Skip to content

i18N Internationalization

pguttmann edited this page Nov 21, 2014 · 3 revisions

i18N Internationalization

Requirements

Separate text in UI to facilitate i18N (Step 2)

  • Only the user interface (web GUI) is internationalized. All these files are located in fossology/ui/.
  • Licenses are not translated. Agent messages are not translated. Code comments are not translated.
  • Error strings from non-fossology libraries will have to be translated by their own locale settings (or not at all). For example, this includes postgresql error strings, system error strings, etc.

Step 1 - install gettext-library

This will define the _() function used to do the string translation.

Then the translatable strings are extracted and stored in a separate file (po-file).

In the po-file, which is setup for each supported language, the translated strings are added.

# this is messages.po in locale/de_DE/LC_MESSAGES

msgid "hello world"

msgstr "hallo welt"

For performance reasons, this file is converted into a binary form (mo-file), and also stored in the same directory, fossology/ui/locale/de_DE/LC_MESSAGES. When the php-file is now requested, there is a tiny php-script - which is added by inserting it plainly or by using 'required_once', to identify the wanted locale-setting.

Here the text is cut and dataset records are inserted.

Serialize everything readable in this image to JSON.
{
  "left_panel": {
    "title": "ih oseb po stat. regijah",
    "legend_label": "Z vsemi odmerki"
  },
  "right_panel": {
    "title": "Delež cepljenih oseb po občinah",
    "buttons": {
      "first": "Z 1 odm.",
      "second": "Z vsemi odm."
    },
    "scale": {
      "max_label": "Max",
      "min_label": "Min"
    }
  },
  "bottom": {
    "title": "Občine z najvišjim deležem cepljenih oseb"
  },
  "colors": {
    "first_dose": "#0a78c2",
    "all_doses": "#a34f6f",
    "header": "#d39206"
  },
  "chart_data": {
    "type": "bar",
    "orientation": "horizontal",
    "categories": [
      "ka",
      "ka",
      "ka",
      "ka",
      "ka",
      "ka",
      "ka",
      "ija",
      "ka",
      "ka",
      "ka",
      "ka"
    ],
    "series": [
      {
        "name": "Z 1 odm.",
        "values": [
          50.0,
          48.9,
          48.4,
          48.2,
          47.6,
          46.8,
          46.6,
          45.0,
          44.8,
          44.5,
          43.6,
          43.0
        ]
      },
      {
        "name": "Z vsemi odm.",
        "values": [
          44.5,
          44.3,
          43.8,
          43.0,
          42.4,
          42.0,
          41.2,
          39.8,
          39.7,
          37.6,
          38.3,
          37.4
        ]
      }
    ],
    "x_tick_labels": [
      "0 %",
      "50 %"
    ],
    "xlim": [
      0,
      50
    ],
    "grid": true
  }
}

The lines to be added contain the gettext-specifics

// this is i18n.php
[some code to determine locale and encoding]
setlocale(LC_MESSAGES, $locale);
bindtextdomain($domain, './locale');
bind_textdomain_codeset($domain, $encoding);
textdomain($domain);

Step 2 - separate message text from code

To make it clear what is being translated, the translated string should be separated from the rest of the statement. The translated text can include printf substitution characters (%s, etc) but should not contain variables, html tags, or anything set at runtime or translated by php, the compiler, or webserver.

Example 1

Separate text for readability.

$V.= displayMessage("Scheduling of re-analysis failed, return code: $rc");

should be written as:

$msg = "Scheduling of re-analysis failed, return code: ";
$V.= displayMessage($msg.$rc);

In the final step, this is run through gettext to perform the translation.

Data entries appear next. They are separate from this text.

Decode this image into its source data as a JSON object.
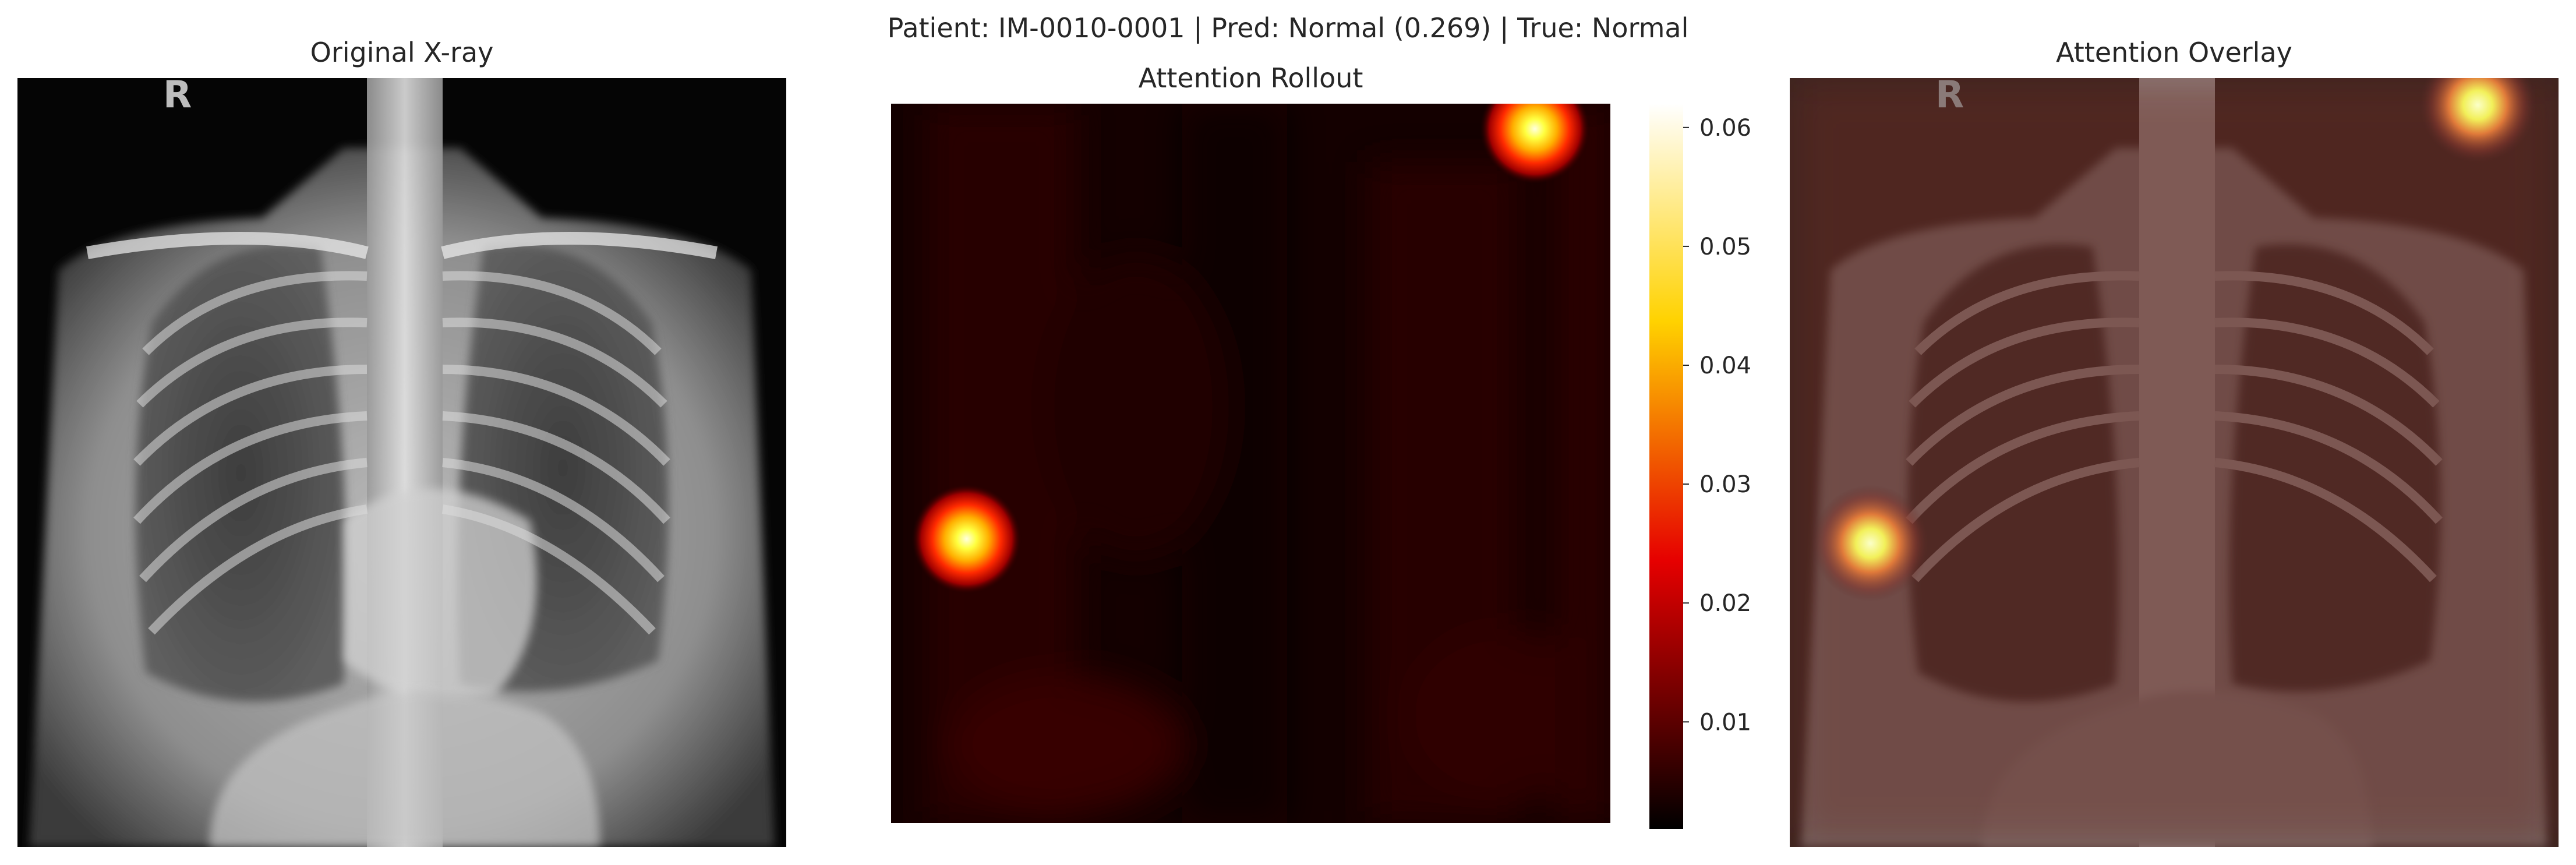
{
  "figure": {
    "suptitle": "Patient: IM-0010-0001 | Pred: Normal (0.269) | True: Normal"
  },
  "panels": {
    "xray_title": "Original X-ray",
    "xray_marker": "R",
    "rollout_title": "Attention Rollout",
    "overlay_title": "Attention Overlay"
  },
  "chart_data": [
    {
      "type": "image",
      "title": "Original X-ray",
      "content": "chest x-ray, grayscale"
    },
    {
      "type": "heatmap",
      "title": "Attention Rollout",
      "colormap": "hot",
      "vmin": 0.001,
      "vmax": 0.062,
      "colorbar_ticks": [
        0.01,
        0.02,
        0.03,
        0.04,
        0.05,
        0.06
      ],
      "colorbar_tick_labels": [
        "0.01",
        "0.02",
        "0.03",
        "0.04",
        "0.05",
        "0.06"
      ],
      "hotspots": [
        {
          "x": 0.895,
          "y": 0.035,
          "value": 0.06
        },
        {
          "x": 0.105,
          "y": 0.605,
          "value": 0.055
        }
      ],
      "background_value": 0.004
    },
    {
      "type": "image",
      "title": "Attention Overlay",
      "content": "x-ray with attention heatmap overlay"
    }
  ]
}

$msg = _("Scheduling of re-analysis failed, return code: ");
$V.= displayMessage($msg.$rc);

Example 2

Translate text not tags.

$VH .= "<tr><th width='15%'>Count</th>";

should be

$text = _("Count");
$VH .= "<tr><th width='15%'>$text</th>";

Example 3

Substitution characters may be in translated string.

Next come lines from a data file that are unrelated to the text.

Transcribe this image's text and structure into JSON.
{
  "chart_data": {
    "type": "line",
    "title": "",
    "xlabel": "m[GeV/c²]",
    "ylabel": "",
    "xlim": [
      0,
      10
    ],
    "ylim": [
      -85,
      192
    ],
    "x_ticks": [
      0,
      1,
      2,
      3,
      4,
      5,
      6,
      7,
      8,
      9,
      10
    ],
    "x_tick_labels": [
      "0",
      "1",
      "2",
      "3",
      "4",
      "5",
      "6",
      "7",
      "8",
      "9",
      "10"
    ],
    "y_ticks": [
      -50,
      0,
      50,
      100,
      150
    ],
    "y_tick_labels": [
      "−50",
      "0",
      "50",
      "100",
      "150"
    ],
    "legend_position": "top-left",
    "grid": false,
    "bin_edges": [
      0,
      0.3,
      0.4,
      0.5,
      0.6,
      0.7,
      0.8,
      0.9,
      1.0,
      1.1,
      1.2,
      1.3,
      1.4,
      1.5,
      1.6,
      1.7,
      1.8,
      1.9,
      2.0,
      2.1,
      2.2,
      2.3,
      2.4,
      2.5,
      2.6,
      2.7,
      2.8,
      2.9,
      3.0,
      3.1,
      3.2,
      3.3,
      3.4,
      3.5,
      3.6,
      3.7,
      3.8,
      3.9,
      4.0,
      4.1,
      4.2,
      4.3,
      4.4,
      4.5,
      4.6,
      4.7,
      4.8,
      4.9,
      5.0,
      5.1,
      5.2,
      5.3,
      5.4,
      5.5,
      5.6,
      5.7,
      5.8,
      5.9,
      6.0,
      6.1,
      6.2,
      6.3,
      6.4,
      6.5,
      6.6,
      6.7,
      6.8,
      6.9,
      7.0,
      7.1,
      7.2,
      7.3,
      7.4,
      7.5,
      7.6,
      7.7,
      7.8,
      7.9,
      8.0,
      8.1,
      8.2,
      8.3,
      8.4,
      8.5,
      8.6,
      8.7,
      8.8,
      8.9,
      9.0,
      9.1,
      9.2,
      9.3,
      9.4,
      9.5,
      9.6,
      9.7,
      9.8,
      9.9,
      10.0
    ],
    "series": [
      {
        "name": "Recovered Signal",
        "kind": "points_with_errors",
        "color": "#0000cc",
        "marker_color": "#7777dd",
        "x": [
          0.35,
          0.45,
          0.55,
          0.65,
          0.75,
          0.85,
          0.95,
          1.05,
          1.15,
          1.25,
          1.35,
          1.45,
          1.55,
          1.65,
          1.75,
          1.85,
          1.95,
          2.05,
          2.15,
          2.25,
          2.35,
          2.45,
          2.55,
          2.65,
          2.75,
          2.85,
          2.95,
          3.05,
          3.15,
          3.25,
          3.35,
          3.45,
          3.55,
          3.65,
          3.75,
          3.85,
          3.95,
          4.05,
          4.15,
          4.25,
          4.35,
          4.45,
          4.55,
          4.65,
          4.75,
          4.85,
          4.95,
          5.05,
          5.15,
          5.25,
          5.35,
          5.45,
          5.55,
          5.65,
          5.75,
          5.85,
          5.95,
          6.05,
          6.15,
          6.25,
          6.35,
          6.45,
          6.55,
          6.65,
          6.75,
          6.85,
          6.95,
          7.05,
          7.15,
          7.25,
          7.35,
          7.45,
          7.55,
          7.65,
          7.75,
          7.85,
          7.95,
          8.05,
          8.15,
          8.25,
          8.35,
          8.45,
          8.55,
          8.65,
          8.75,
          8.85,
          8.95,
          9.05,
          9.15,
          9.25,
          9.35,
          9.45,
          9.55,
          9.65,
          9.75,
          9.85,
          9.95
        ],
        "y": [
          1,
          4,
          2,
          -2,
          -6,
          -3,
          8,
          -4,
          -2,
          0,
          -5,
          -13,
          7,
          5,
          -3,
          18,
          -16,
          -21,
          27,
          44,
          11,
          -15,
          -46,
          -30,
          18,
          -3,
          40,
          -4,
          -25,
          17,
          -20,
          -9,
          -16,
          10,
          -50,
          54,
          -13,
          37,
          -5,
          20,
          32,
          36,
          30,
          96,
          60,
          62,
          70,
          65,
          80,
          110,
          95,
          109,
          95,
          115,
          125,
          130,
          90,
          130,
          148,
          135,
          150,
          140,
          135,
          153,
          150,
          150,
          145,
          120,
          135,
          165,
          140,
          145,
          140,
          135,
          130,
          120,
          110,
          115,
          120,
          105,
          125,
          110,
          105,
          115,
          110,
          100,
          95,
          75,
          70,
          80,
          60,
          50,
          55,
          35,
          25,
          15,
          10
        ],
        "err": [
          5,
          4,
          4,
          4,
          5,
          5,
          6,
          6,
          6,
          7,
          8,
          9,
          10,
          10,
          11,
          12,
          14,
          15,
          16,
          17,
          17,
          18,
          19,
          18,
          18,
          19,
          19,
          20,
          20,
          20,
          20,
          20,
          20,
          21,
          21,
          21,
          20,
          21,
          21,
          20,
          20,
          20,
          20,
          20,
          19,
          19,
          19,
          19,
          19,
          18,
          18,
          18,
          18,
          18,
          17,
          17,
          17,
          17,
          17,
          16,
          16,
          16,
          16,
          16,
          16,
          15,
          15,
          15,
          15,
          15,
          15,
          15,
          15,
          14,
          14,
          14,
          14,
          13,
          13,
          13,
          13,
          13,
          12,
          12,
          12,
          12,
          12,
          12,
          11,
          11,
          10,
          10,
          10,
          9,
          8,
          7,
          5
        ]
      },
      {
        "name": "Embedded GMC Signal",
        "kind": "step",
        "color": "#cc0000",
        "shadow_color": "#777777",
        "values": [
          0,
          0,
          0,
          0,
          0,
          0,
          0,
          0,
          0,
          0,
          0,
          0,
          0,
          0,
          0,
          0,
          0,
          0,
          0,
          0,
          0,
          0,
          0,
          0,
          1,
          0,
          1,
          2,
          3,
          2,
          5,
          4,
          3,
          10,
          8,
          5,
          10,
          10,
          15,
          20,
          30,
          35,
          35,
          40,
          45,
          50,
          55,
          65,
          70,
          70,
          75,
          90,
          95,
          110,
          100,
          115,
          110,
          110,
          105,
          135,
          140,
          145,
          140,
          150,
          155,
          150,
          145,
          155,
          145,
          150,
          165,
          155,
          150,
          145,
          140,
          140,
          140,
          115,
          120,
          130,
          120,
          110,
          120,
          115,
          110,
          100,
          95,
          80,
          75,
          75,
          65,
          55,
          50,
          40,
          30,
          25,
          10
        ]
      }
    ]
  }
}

printf( "<small>Elapsed time: %.2f seconds</small>", $Time);

Should be written as

$text = _("Elapsed time: %.2f seconds");
printf( "<small>$text</small>", $Time);

Notes

We should provide a 'translators manual' that can be understood by non-technical users. Perhaps we can transfer the translation to an extra sub-project, so that translation can progress independently from major FO-releases? But that should done later, after the concept was firmly established. This creates a new install dependency on the PHP-gettext library. It would be good to failover to no translations if the library is not found. In php we can test for the existence of the required functions and use stubs if they don't exist. It's always a good idea to have a sort of testpage, where any user can navigate to, to find out which locale is set. Because many users might not be aware of the actual locale setting they use.

Hello Fossology-user,

Your current locale is set to 'ES'. To set it to another
language, please consult <reference>.
FOSSology currently has translations for the following
locales: ...

The above should be translated to the current locale.

Tutorial

This is a Tutorial on how to add new languages to FOSSology. I want to thank Stefan Schroeder for writing the initial version of this tutorial and for leading us into multiple language support.

Requirements

This tutorial will use the barebones commands that are available in any decent Linux distribution. If they are not: Switch to a better one, e.g. Debian or Ubuntu. I will refer to the debian-package names, so YMMV concerning the package names.

As root, install the packages for gettext, gettext-support for PHP.

apt-get install gettext gettext-php

The gettext package contains xgettext - which is required to extract the prepared strings from the PHP-sources - and msgfmt - which will compile the message catalogue into a binary form.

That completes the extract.